IV - Um recurso interposto nesse incidente considera-se como um recurso sujeito às normas do CPC anteriores à dita reforma do D. L. nº 303/2007, pelo que o prazo para a interposição do dito recurso é de 10 dias, contados da notificação da decisão de que se recorre – artº 685º, nº 1, CPC, na redacção anterior ao D.L.303/2007.

Decisão Texto Integral:
No Tribunal Judicial da Comarca de Ílhavo, corre termos um processo de insolvência com o nº 1233/07.4TBILH, contra a sociedade " A...", com sede em Vila e freguesia da Gafanha da Nazaré, concelho de Ílhavo.

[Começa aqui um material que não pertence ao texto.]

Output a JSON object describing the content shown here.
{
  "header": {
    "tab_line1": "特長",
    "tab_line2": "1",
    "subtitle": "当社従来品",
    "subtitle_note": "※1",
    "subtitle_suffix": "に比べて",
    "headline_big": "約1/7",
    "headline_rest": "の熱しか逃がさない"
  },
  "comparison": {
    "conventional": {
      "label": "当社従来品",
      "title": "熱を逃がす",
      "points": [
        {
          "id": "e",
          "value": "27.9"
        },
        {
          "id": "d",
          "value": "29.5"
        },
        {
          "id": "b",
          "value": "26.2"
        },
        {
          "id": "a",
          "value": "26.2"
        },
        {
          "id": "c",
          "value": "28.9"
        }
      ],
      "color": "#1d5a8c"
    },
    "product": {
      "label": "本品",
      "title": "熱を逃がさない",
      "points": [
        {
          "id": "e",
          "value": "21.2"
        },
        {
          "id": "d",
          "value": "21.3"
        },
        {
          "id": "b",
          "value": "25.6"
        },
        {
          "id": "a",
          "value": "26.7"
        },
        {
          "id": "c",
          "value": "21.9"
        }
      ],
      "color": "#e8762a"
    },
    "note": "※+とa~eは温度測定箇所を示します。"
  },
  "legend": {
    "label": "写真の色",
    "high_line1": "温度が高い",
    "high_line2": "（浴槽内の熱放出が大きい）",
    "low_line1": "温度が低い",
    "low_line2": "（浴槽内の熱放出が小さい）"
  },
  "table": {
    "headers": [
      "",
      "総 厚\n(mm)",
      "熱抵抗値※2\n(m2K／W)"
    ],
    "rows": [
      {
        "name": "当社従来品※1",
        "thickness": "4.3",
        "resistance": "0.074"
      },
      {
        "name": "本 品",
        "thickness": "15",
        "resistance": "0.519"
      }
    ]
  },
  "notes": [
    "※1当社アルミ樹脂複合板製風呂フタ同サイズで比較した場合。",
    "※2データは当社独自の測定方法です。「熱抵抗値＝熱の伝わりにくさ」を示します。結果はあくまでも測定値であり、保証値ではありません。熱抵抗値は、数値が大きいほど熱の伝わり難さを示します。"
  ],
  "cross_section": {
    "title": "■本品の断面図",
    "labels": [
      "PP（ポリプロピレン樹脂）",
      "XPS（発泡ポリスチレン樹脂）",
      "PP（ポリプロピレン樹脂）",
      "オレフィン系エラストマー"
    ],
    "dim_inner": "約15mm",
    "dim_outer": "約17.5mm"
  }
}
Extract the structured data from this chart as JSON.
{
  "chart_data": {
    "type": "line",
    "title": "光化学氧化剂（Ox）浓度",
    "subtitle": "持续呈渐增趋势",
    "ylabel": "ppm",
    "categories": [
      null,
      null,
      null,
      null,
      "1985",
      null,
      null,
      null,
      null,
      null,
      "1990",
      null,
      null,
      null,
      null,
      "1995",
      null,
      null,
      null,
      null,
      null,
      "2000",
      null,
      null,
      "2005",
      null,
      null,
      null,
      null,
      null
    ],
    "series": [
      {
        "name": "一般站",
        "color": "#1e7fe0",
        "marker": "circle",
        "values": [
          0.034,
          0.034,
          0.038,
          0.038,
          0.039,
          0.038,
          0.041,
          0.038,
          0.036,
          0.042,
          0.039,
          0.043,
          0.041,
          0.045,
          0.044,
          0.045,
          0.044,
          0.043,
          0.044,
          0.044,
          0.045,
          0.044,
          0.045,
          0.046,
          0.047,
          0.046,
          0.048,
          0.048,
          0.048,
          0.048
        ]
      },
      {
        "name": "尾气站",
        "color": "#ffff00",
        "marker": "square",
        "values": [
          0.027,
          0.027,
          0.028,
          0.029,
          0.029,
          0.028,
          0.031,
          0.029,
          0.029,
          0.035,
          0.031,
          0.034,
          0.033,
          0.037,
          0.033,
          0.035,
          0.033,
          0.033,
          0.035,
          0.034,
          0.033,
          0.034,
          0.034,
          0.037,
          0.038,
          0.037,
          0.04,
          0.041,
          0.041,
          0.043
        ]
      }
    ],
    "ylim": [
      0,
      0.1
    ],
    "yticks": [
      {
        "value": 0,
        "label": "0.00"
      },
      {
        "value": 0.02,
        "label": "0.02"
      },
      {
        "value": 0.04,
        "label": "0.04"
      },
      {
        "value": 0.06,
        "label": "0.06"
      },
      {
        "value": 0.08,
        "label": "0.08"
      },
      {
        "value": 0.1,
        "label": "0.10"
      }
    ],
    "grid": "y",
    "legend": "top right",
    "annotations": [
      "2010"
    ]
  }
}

Por apenso a esse processo foi instaurado o presente incidente da qualificação dessa insolvência, no qual os Requerentes da insolvência, B... e C..., apresentaram alegações escritas, pretendendo que seja qualificada como culposa a dita insolvência, por dolo ou culpa grave dos legais representantes da insolvente, D... e E....

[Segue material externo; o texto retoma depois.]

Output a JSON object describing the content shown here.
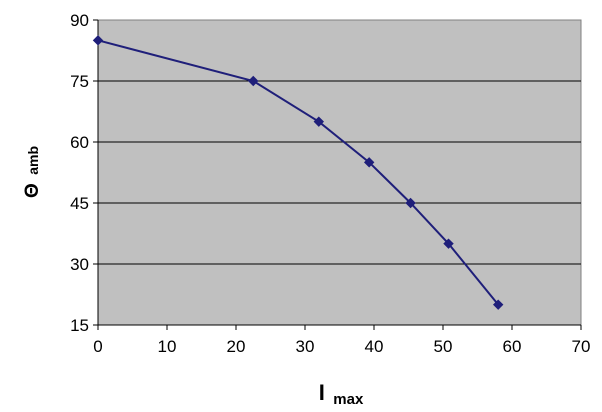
{
  "chart_data": {
    "type": "line",
    "x": [
      0,
      22.5,
      32,
      39.3,
      45.3,
      50.8,
      58
    ],
    "series": [
      {
        "values": [
          85,
          75,
          65,
          55,
          45,
          35,
          20
        ],
        "color": "#1f1f7a"
      }
    ],
    "xlim": [
      0,
      70
    ],
    "ylim": [
      15,
      90
    ],
    "xticks": [
      0,
      10,
      20,
      30,
      40,
      50,
      60,
      70
    ],
    "yticks": [
      15,
      30,
      45,
      60,
      75,
      90
    ],
    "xticklabels": [
      "0",
      "10",
      "20",
      "30",
      "40",
      "50",
      "60",
      "70"
    ],
    "yticklabels": [
      "15",
      "30",
      "45",
      "60",
      "75",
      "90"
    ],
    "xlabel": {
      "main": "I",
      "sub": "max"
    },
    "ylabel": {
      "main": "Θ",
      "sub": "amb"
    },
    "grid": "horizontal",
    "plot_background": "#c0c0c0",
    "marker": "diamond"
  }
}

Pela Administradora da Insolvência foi junto o parecer de qualificação de insolvência, conforme fls. 28 a 31, no qual se conclui do seguinte modo: “Nos presentes autos verifica-se que a empresa cessou a sua actividade comercial em 2001, sendo que… as dívidas da empresa são originárias dos anos de 1991, 1994, 1995, 1998, 1999 e nomeadamente as fiscais até ao ano de 2002. Tais factos foram praticados entre 1991 e 2002,estando, portanto, excluída a sua prática nos últimos 3 anos anteriores à insolvência.
Deste modo e não tendo a situação de insolvência sido criada ou agravada em consequência de actuação, dolosa ou com culpa, do devedor ou dos seus administradores, de direito ou de facto, nos três anos anteriores ao início do processo de insolvência, somos de parecer que deve ser qualificada como fortuita a dita insolvência”.

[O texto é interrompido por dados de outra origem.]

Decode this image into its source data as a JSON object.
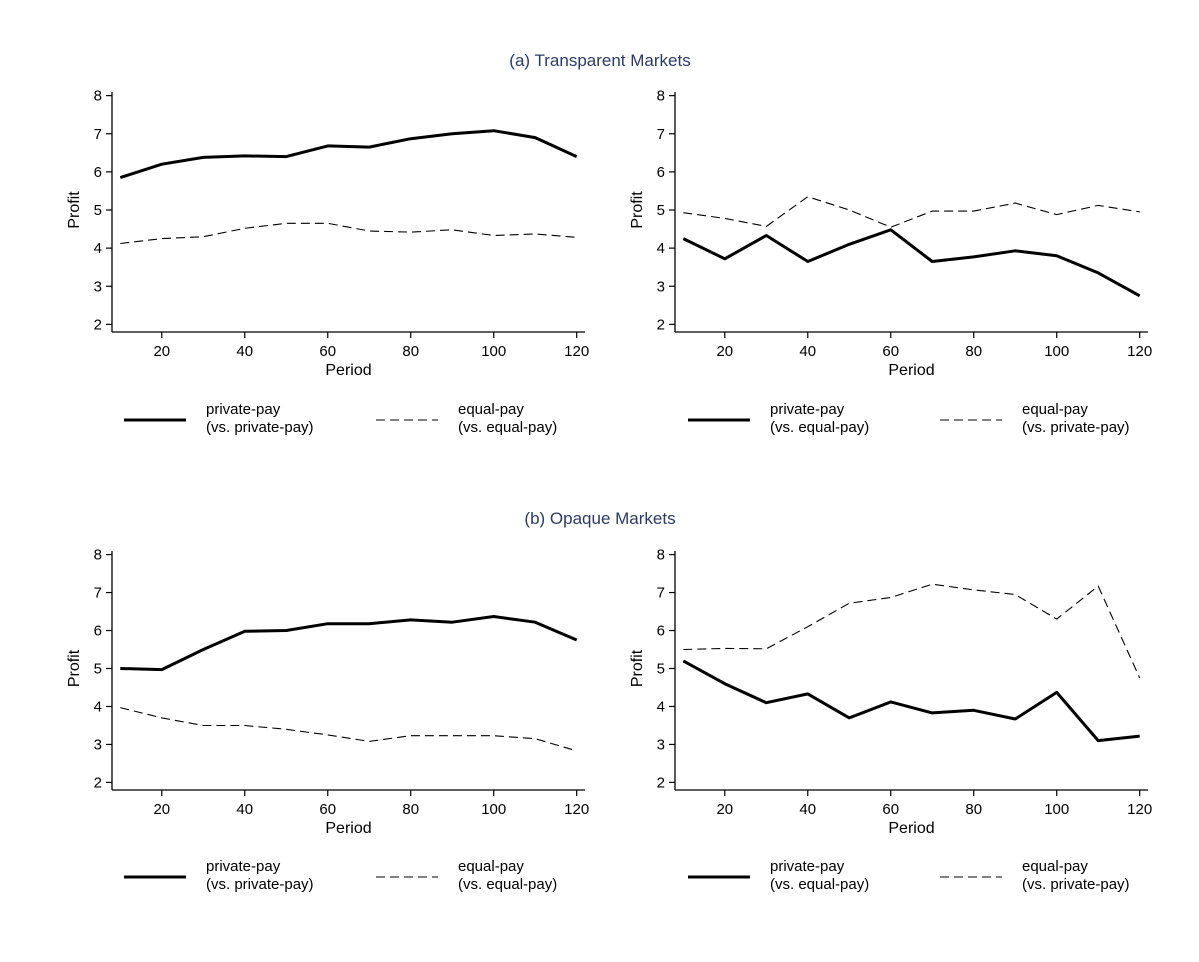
{
  "sections": [
    {
      "title": "(a) Transparent Markets",
      "title_color": "#2b3a67"
    },
    {
      "title": "(b) Opaque Markets",
      "title_color": "#2b3a67"
    }
  ],
  "chart_data": [
    {
      "type": "line",
      "section": 0,
      "xlabel": "Period",
      "ylabel": "Profit",
      "xlim": [
        8,
        122
      ],
      "ylim": [
        1.8,
        8.2
      ],
      "xticks": [
        20,
        40,
        60,
        80,
        100,
        120
      ],
      "yticks": [
        2,
        3,
        4,
        5,
        6,
        7,
        8
      ],
      "grid": false,
      "x": [
        10,
        20,
        30,
        40,
        50,
        60,
        70,
        80,
        90,
        100,
        110,
        120
      ],
      "series": [
        {
          "name": "private-pay\n(vs. private-pay)",
          "style": "solid",
          "values": [
            5.85,
            6.2,
            6.38,
            6.42,
            6.4,
            6.68,
            6.65,
            6.87,
            7.0,
            7.08,
            6.9,
            6.4
          ]
        },
        {
          "name": "equal-pay\n(vs. equal-pay)",
          "style": "dashed",
          "values": [
            4.12,
            4.25,
            4.3,
            4.52,
            4.65,
            4.65,
            4.45,
            4.42,
            4.48,
            4.33,
            4.37,
            4.28
          ]
        }
      ]
    },
    {
      "type": "line",
      "section": 0,
      "xlabel": "Period",
      "ylabel": "Profit",
      "xlim": [
        8,
        122
      ],
      "ylim": [
        1.8,
        8.2
      ],
      "xticks": [
        20,
        40,
        60,
        80,
        100,
        120
      ],
      "yticks": [
        2,
        3,
        4,
        5,
        6,
        7,
        8
      ],
      "grid": false,
      "x": [
        10,
        20,
        30,
        40,
        50,
        60,
        70,
        80,
        90,
        100,
        110,
        120
      ],
      "series": [
        {
          "name": "private-pay\n(vs. equal-pay)",
          "style": "solid",
          "values": [
            4.25,
            3.72,
            4.33,
            3.65,
            4.1,
            4.48,
            3.65,
            3.77,
            3.93,
            3.8,
            3.35,
            2.75
          ]
        },
        {
          "name": "equal-pay\n(vs. private-pay)",
          "style": "dashed",
          "values": [
            4.93,
            4.78,
            4.57,
            5.35,
            5.0,
            4.55,
            4.97,
            4.97,
            5.18,
            4.88,
            5.12,
            4.95
          ]
        }
      ]
    },
    {
      "type": "line",
      "section": 1,
      "xlabel": "Period",
      "ylabel": "Profit",
      "xlim": [
        8,
        122
      ],
      "ylim": [
        1.8,
        8.2
      ],
      "xticks": [
        20,
        40,
        60,
        80,
        100,
        120
      ],
      "yticks": [
        2,
        3,
        4,
        5,
        6,
        7,
        8
      ],
      "grid": false,
      "x": [
        10,
        20,
        30,
        40,
        50,
        60,
        70,
        80,
        90,
        100,
        110,
        120
      ],
      "series": [
        {
          "name": "private-pay\n(vs. private-pay)",
          "style": "solid",
          "values": [
            5.0,
            4.97,
            5.5,
            5.98,
            6.0,
            6.18,
            6.18,
            6.28,
            6.22,
            6.37,
            6.22,
            5.75
          ]
        },
        {
          "name": "equal-pay\n(vs. equal-pay)",
          "style": "dashed",
          "values": [
            3.97,
            3.7,
            3.5,
            3.5,
            3.4,
            3.25,
            3.08,
            3.23,
            3.23,
            3.23,
            3.15,
            2.83
          ]
        }
      ]
    },
    {
      "type": "line",
      "section": 1,
      "xlabel": "Period",
      "ylabel": "Profit",
      "xlim": [
        8,
        122
      ],
      "ylim": [
        1.8,
        8.2
      ],
      "xticks": [
        20,
        40,
        60,
        80,
        100,
        120
      ],
      "yticks": [
        2,
        3,
        4,
        5,
        6,
        7,
        8
      ],
      "grid": false,
      "x": [
        10,
        20,
        30,
        40,
        50,
        60,
        70,
        80,
        90,
        100,
        110,
        120
      ],
      "series": [
        {
          "name": "private-pay\n(vs. equal-pay)",
          "style": "solid",
          "values": [
            5.2,
            4.6,
            4.1,
            4.33,
            3.7,
            4.12,
            3.83,
            3.9,
            3.67,
            4.37,
            3.1,
            3.22
          ]
        },
        {
          "name": "equal-pay\n(vs. private-pay)",
          "style": "dashed",
          "values": [
            5.5,
            5.53,
            5.52,
            6.1,
            6.72,
            6.87,
            7.22,
            7.07,
            6.95,
            6.3,
            7.17,
            4.75
          ]
        }
      ]
    }
  ]
}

Ouvido o Digno Agente do Ministério Público junto do Tribunal competente, pronunciou-se este no sentido de que “se desconhece a data concreta (em que a sociedade teve conhecimento da situação de insolvência) mas a verdade é que a partir de certa altura a sociedade deixou de ter condições de cumprir as suas obrigações vencidas, dando origem a inúmeros processos judiciais de natureza cível para cobrança de dívidas. Todavia, a sociedade veio mesmo a sofrer um processo de recuperação de empresa, cujas medidas não cumpriu nem implementou, durante os anos de 2000 e 2001.
Por outro lado, ainda que se entenda estar verificada a hipótese legal da alínea a) do nº 3 do artº 186º do CIRE, tal ter-se-á dado, seguramente, antes de 14/1172004 (ou seja, antes dos três anos anteriores ao início do processo de insolvência).
Acresce que não resultam dos autos elementos susceptíveis de concluir pela existência de causalidade entre a actuação dos gerentes da insolvente e a criação ou agravamento do estado de insolvência, nomeadamente devido ao facto de não terem requerido a declaração da sua insolvência dentro dos 60 dias seguintes à data do conhecimento da situação de insolvência.
Igualmente não se vislumbram elementos no processo que indiciem a existência de dolo ou culpa grave na actuação dos gerentes da insolvente.
Nestes termos, concordando-se com o parecer da Ex.ma Administradora da Insolvência, consideramos ser de qualificar a presente insolvência como fortuita” – fls. 73 a 76.

Na sequência de tais pareceres foi, de seguida, proferido o despacho judicial de fls. 77, pelo qual foi declarada a insolvência como fortuita, nos termos do nº 4 do artº 188º do CIRE.

Os Requerentes da insolvência, uma vez notificados de tal despacho, vieram apresentar o seu requerimento de fls. 84 a 87, com o qual arguíram a nulidade do dito despacho.

Apreciando tal arguição, foi proferido o despacho de fls. 100, no qual foi indeferida a nulidade arguida.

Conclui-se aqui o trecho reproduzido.